A) Credit to seller; debit to buyer B) Credit to buyer; debit to seller C) Credit to seller only D) Debit to buyer only
he answer is credit to seller; debit to buyer. The buyer pays the purchase price (charged; debited the purchase price). The seller receives the purchase price (earns; credited the purchase price).
An investor purchased three 200-foot lots on a lake for $700 per front foot each. The investor then subdivided the lots into six lakefront lots, which he then sold for $91,000 each. What was his percentage of profit on the sales?
A) 30% B) 25% C) 20% D) 35%
The answer is 30%. The solution is 3 lots × 200 feet = 600 front feet. 600 front feet × $700 per front foot = $420,000 cost of lots. $91,000 lot sale price × 6 lots = $546,000. $546,000 – $420,000 = $126,000 profit. $126,000 profit ÷ $420,000 cost = .30 or 30% profit.
A man owned 3/8 of a property. He was paid $60,000 as his share of the proceeds from the sale of the property.
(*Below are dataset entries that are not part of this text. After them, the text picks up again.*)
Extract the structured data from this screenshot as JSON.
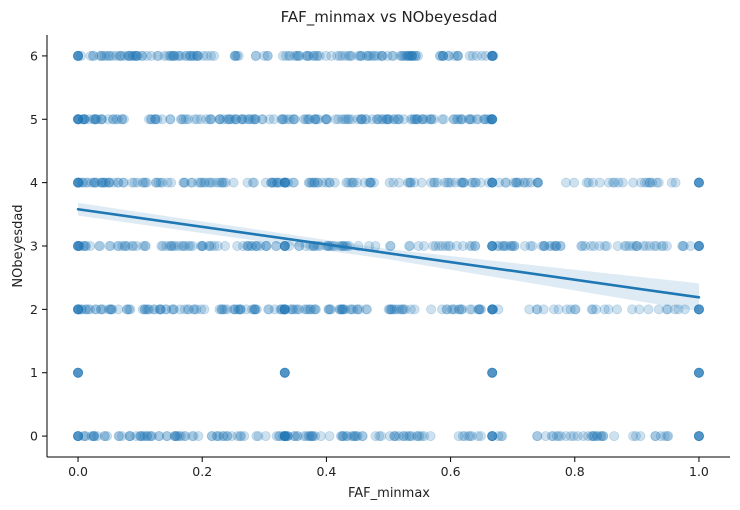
{
  "chart_data": {
    "type": "scatter",
    "title": "FAF_minmax vs NObeyesdad",
    "xlabel": "FAF_minmax",
    "ylabel": "NObeyesdad",
    "xlim": [
      -0.05,
      1.05
    ],
    "ylim": [
      -0.33,
      6.33
    ],
    "xticks": [
      0.0,
      0.2,
      0.4,
      0.6,
      0.8,
      1.0
    ],
    "xtick_labels": [
      "0.0",
      "0.2",
      "0.4",
      "0.6",
      "0.8",
      "1.0"
    ],
    "yticks": [
      0,
      1,
      2,
      3,
      4,
      5,
      6
    ],
    "ytick_labels": [
      "0",
      "1",
      "2",
      "3",
      "4",
      "5",
      "6"
    ],
    "grid": false,
    "point_color": "#1f77b4",
    "point_opacity": 0.22,
    "line_color": "#1f77b4",
    "band_color": "#1f77b4",
    "regression": {
      "intercept": 3.58,
      "slope": -1.39
    },
    "confidence_band": [
      {
        "x": 0.0,
        "lo": 3.48,
        "hi": 3.68
      },
      {
        "x": 0.5,
        "lo": 2.79,
        "hi": 2.95
      },
      {
        "x": 1.0,
        "lo": 1.97,
        "hi": 2.41
      }
    ],
    "level_ranges": [
      {
        "y": 6,
        "segments": [
          [
            0.0,
            0.22,
            60
          ],
          [
            0.25,
            0.67,
            90
          ]
        ]
      },
      {
        "y": 5,
        "segments": [
          [
            0.0,
            0.08,
            25
          ],
          [
            0.1,
            0.67,
            140
          ]
        ]
      },
      {
        "y": 4,
        "segments": [
          [
            0.0,
            0.48,
            100
          ],
          [
            0.5,
            0.75,
            45
          ],
          [
            0.78,
            0.97,
            22
          ]
        ]
      },
      {
        "y": 3,
        "segments": [
          [
            0.0,
            0.48,
            90
          ],
          [
            0.5,
            0.78,
            45
          ],
          [
            0.8,
            0.99,
            28
          ]
        ]
      },
      {
        "y": 2,
        "segments": [
          [
            0.0,
            0.48,
            110
          ],
          [
            0.5,
            0.7,
            35
          ],
          [
            0.72,
            0.99,
            25
          ]
        ]
      },
      {
        "y": 0,
        "segments": [
          [
            0.0,
            0.57,
            120
          ],
          [
            0.61,
            0.96,
            45
          ]
        ]
      }
    ],
    "clusters": [
      {
        "x": 0.0,
        "y": 6
      },
      {
        "x": 0.0,
        "y": 5
      },
      {
        "x": 0.0,
        "y": 4
      },
      {
        "x": 0.0,
        "y": 3
      },
      {
        "x": 0.0,
        "y": 2
      },
      {
        "x": 0.0,
        "y": 1
      },
      {
        "x": 0.0,
        "y": 0
      },
      {
        "x": 0.333,
        "y": 4
      },
      {
        "x": 0.333,
        "y": 3
      },
      {
        "x": 0.333,
        "y": 2
      },
      {
        "x": 0.333,
        "y": 1
      },
      {
        "x": 0.333,
        "y": 0
      },
      {
        "x": 0.667,
        "y": 6
      },
      {
        "x": 0.667,
        "y": 5
      },
      {
        "x": 0.667,
        "y": 4
      },
      {
        "x": 0.667,
        "y": 3
      },
      {
        "x": 0.667,
        "y": 2
      },
      {
        "x": 0.667,
        "y": 1
      },
      {
        "x": 0.667,
        "y": 0
      },
      {
        "x": 1.0,
        "y": 4
      },
      {
        "x": 1.0,
        "y": 3
      },
      {
        "x": 1.0,
        "y": 2
      },
      {
        "x": 1.0,
        "y": 1
      },
      {
        "x": 1.0,
        "y": 0
      }
    ]
  }
}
What was the total selling price of the property?
A) $180,000 B) $160,000 C) $96,000 D) $120,000
The answer is $160,000. The solution is part ÷ rate = whole (total sale price). $60,000 part ÷ .375 rate = $160,000 total sale price.
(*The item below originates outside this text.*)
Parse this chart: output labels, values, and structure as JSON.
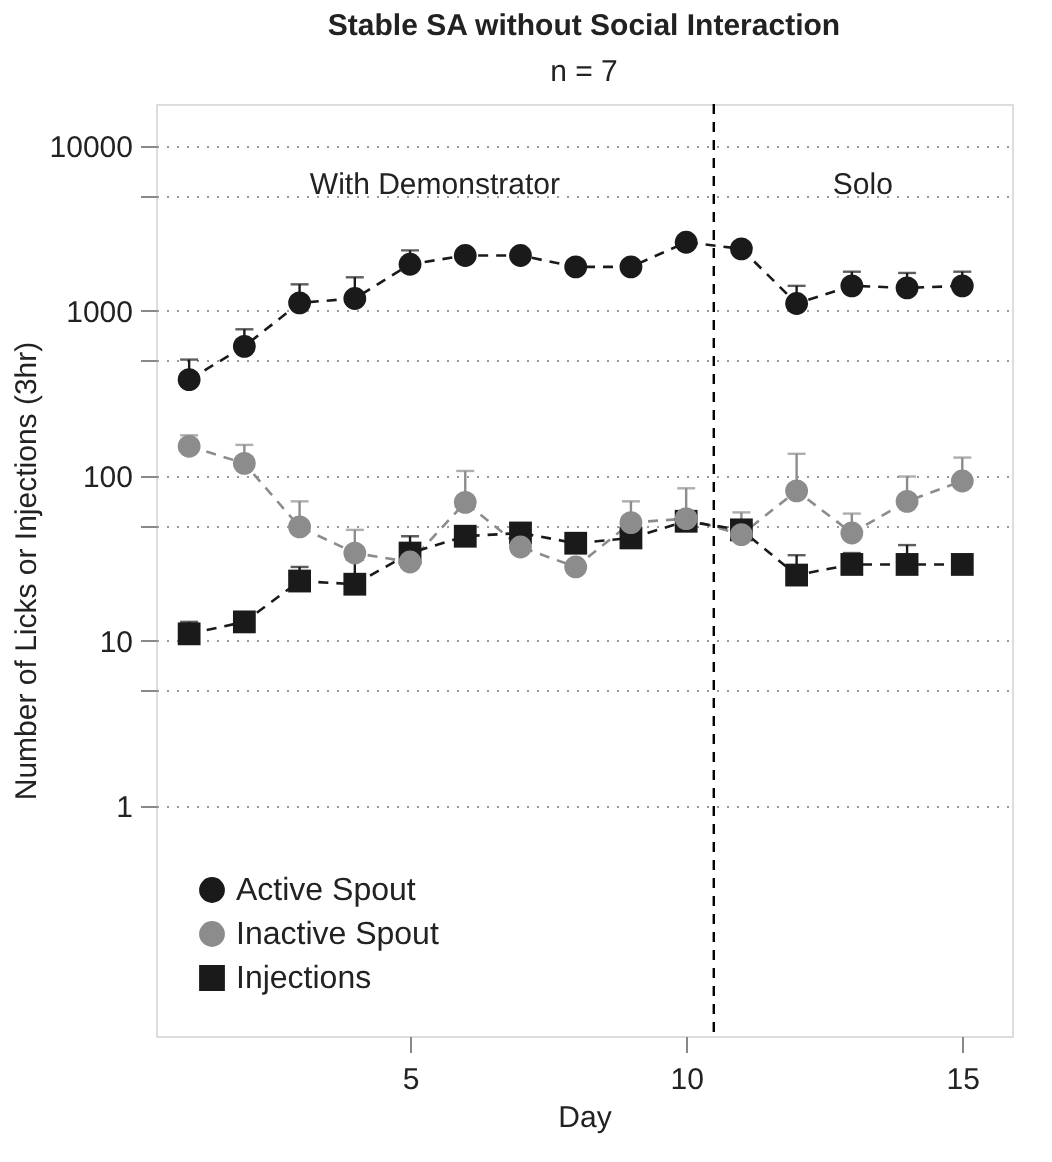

An investor incurred a 20% loss when she sold a 10-acre parcel (tract A) for $150,000. She also owns a 25-acre parcel (tract B) for which she paid $300,000. How much must the investor sell B for if she wishes not only to recover the loss from A but also to realize a 20% profit on the investment in B?
A) $360,000 B) $510,000 C) $420,500 D) $397,500
Explanation
The answer is $397,500. The solution is tract A: 100% – 20% = 80%. 80% = $150,000 sale price. $150,000 ÷ .80 = $187,500 cost. $187,500 cost – $150,000 sale price = $37,500 loss from tract A. Tract B: $300,000 cost + 20% profit = $300,000 × 1.20 = $360,000 sale price. $360,000 sale price to make a 20% profit + $37,500 loss from A = $397,500 target sale price for B.
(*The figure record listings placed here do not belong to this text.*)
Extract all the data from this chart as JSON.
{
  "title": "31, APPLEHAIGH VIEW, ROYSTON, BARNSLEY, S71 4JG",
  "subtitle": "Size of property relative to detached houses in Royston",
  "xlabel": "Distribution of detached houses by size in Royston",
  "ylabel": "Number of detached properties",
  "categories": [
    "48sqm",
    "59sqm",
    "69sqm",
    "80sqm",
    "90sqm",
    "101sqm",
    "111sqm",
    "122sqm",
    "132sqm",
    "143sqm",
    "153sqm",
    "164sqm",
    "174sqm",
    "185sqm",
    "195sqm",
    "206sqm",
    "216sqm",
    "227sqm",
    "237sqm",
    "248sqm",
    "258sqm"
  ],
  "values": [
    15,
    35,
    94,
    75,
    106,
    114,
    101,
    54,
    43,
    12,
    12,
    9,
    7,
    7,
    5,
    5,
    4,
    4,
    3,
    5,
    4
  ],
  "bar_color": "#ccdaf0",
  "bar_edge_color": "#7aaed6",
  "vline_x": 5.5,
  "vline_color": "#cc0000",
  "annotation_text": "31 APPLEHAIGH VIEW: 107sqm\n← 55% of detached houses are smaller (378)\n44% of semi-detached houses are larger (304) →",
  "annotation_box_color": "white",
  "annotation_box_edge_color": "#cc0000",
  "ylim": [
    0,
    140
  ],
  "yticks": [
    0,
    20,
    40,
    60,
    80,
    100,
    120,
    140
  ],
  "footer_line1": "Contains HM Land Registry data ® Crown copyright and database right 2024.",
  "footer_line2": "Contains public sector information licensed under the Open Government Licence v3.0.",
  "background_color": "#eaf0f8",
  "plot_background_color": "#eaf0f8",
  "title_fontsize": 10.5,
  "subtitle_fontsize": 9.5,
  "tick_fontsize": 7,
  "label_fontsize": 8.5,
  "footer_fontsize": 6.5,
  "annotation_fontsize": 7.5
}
To get a mortgage loan of $98,500, a buyer has agreed to pay all state tax costs incurred by creation of the new mortgage. What is the total cost?
A) $541.75 B) $197 C) $344.75 D) $689.50
The answer is $541.75. The solution is $98,500 mortgage ÷ $100 increments = 985 taxable increments. 985 × $.35 = $344.75 doc stamps on mortgage note. $98,500 × $.002 rate = $197 intangible tax. $344.75 + $197 = $541.75.
A 30.25-acre parcel of land in Citrus County sells for $5,300 per acre. What is the documentary stamp tax on the deed?
A) $1,124.20 B) $561.40 C) $1,113.00 D) $1,122.80
The answer is $1,122.80. The solution is 30.25 acres × $5,300 per acre = $160,325 purchase price. $160,325 ÷ $100 increments = 1,603.25 rounded up to 1,604 increments. 1,604 × $.70 rate = $1,122.80 documentary stamp tax on deed.
You bought a house for $195,000. You gave a deposit of $25,000, assumed a recorded mortgage of $100,000, and signed a new second mortgage and note for $70,000. What are the total state taxes due as a result of this transfer of property?
A) $1,960 B) $1,265 C) $1,365 D) $2,100
The answer is $2,100. The solution is $195,000 ÷ $100 increments = 1,950 taxable increments. 1,950 × $.70 rate = $1,365 doc stamps on deed. $100,000 ÷ $100 increments = 1,000 taxable increments. 1,000 × $.35 rate = $350 doc stamps on assumed mortgage note. $70,000 ÷ $100 increments = 700 taxable increments. 700 × $.35 rate = $245 doc stamps on new mortgage note. $70,000 new mortgage × $.002 = $140 intangible tax on new mortgage. $1,365 + $350 + $245 + $140 = $2,100.